- The Washington Times - Thursday, September 29, 2022

The politicization of the FBI is being implemented by the promotion of liberal agents into positions of authority and the punishment or dismissal of agents who support conservative causes, FBI insiders told The Washington Times.

They said this institutionalizes a liberal bias in the upper ranks of the nation’s premier law enforcement agency.

In one high-profile example, an FBI agent on duty demonstrated solidarity with Black Lives Matter marchers in Washington by “taking a knee” as the protesters passed. The agent was rewarded with a promotion to a supervisor rank.



The BLM march in Washington in 2020 was part of protests and riots that swept the country in response to the police killing of George Floyd in Minneapolis. Some law enforcement officers began kneeling with BLM protesters in Austin, Texas; Portland, Oregon; Los Angeles; Coral Gables, Florida; Buffalo, New York; and elsewhere.

Among six on-duty agents in full FBI gear who “took a knee” for BLM protesters in Washington was a female agent who later was promoted to the No. 2 supervisory post at the Washington field office.

Larissa Knapp, the counterterrorism special agent in charge at the Washington field office, immediately lauded the six agents, The Times has learned. She said the kneeling agents de-escalated a confrontation that could have turned violent.

Other agents on the scene chose not to kneel.

FBI whistleblower Kyle Seraphin, who has been suspended from his job at the bureau, said he witnessed Ms. Knapp shower praise on the agents when all the employees gathered in the conference room of the assistant director in charge to discuss “presence patrols.”

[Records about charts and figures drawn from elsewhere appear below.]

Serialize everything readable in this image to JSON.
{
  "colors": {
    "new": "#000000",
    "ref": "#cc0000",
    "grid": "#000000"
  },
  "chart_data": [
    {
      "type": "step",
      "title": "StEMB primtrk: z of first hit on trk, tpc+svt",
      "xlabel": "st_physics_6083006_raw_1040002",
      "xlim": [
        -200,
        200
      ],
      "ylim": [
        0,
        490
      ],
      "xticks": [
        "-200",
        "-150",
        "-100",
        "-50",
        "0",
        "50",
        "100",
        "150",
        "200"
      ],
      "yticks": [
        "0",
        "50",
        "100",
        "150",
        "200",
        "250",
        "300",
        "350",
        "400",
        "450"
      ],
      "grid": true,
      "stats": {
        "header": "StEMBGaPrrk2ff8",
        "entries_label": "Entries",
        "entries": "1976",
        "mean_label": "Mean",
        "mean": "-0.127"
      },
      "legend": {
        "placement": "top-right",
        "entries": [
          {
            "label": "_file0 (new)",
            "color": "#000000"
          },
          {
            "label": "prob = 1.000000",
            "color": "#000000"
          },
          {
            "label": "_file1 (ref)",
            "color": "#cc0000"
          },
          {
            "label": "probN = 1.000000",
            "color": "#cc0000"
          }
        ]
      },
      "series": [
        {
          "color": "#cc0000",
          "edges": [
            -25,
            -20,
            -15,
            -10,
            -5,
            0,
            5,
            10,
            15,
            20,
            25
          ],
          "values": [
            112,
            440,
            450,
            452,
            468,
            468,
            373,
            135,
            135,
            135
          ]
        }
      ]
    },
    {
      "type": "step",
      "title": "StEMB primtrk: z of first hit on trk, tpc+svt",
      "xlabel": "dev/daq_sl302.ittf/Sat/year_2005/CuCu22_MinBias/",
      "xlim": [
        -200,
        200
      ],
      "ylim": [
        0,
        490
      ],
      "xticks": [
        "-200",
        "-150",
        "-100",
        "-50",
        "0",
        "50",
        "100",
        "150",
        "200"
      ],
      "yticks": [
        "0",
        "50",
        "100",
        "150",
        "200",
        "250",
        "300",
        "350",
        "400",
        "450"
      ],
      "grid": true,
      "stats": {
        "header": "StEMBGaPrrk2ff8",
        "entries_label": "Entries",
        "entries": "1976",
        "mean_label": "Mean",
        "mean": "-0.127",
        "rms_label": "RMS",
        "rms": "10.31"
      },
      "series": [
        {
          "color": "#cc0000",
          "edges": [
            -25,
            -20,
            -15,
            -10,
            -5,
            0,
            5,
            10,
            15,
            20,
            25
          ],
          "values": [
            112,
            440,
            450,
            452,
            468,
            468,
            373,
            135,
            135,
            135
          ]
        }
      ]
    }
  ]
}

Ms. Knapp hugged each of the “kneeling agents” for their action at the protest, Mr. Seraphin said.

He said he shook his head in disbelief before Ms. Knapp yelled at him.

“So she focused her tirade about how ‘they were heroes … saved lives and they did the right thing. I called [Director Christopher A. Wray] to say how proud I was they de-escalated things. I don’t want to see anyone looking sideways at them,’” Mr. Seraphin recalled her saying.

The FBI disputed that Ms. Knapp raised her voice in the room toward anyone that day.  

The FBI Agents Association (FBIAA), a private, professional association, told The Times it provided gift cards of “modest value” and personal notes to these agents for “exercising their professional judgment to diffuse a tense situation and avoid violence.”

“Our efforts in support of these Agents had nothing to do with supporting any group or movement. Outreach like this to Agents is a normal course of action when the FBIAA wants to show support for members, and I wanted to show support for these members after a challenging situation,” FBIAA President Brian O’Hare told The Times in a statement.

A former FBI official who spoke on the condition of anonymity also recalled the events in the conference room.

“Some people were like, ‘That’s pretty disgraceful what they did. We’re not supposed to take sides,’” the former official said.

Mr. Seraphin said joining the BLM protest should have been viewed as a policy violation of the Hatch Act, a law that prevents federal workers from engaging in political activity while on duty, in a federal facility or using government resources.

“There were plenty of other agents who were at the scene who did not take a knee, and they said, ‘Look, we didn’t feel threatened,’” he said.

According to the Justice Department, “Political activity is activity directed toward the success or failure of a political party, candidate for partisan political office, or partisan political group. The statute carries serious penalties including REMOVAL from federal employment.”

Several FBI agents noted a stark difference in how the Justice Department viewed Black Lives Matter protesters and Trump supporters who attended the Jan. 6, 2021, rally in Washington.

The Justice Department is still prosecuting those who clashed with U.S. Capitol Police that day. Charges include trespassing, assault and obstruction of an official proceeding.

The department recently settled with Black Lives Matter activists and others who clashed with the Secret Service and Park Police in Lafayette Park in June 2020.

Mr. Seraphin and the former bureau employee noted that the bureau punished some FBI employees for going to President Trump’s “Stop the Steal” rally on Jan. 6, 2021.

Those employees stopped short of joining Trump supporters who breached the Capitol and rioted to protest the certification of Joseph R. Biden’s election. Still, the bureau eliminated their security clearances.

“The entire world has changed in the last year and a half after June 6, and news started to come out about FBI employees who simply attended a rally having their clearances pulled,” a former FBI employee said.

The bureau would pull any string to connect an employee close to the Capitol that day to the “insurrection,” the former employee said.

The FBI provided this statement to The Times in response to questions about the apparent disparate treatment of agents participating in BLM protests and protests linked to Mr. Trump:

“While the FBI does not comment on specific personnel matters, under no circumstances would we take action against employees for lawfully exercising their First Amendment rights. All FBI employees understand that adherence to rigorous security policies and the highest standards of integrity are critical to fulfilling our mission of protecting the American people and upholding the Constitution of the United States.”

The FBI also noted that all FBI employees are subject to the Hatch Act.

Correction: A previous version of this article incorrectly identified the person who handed out the gift cards.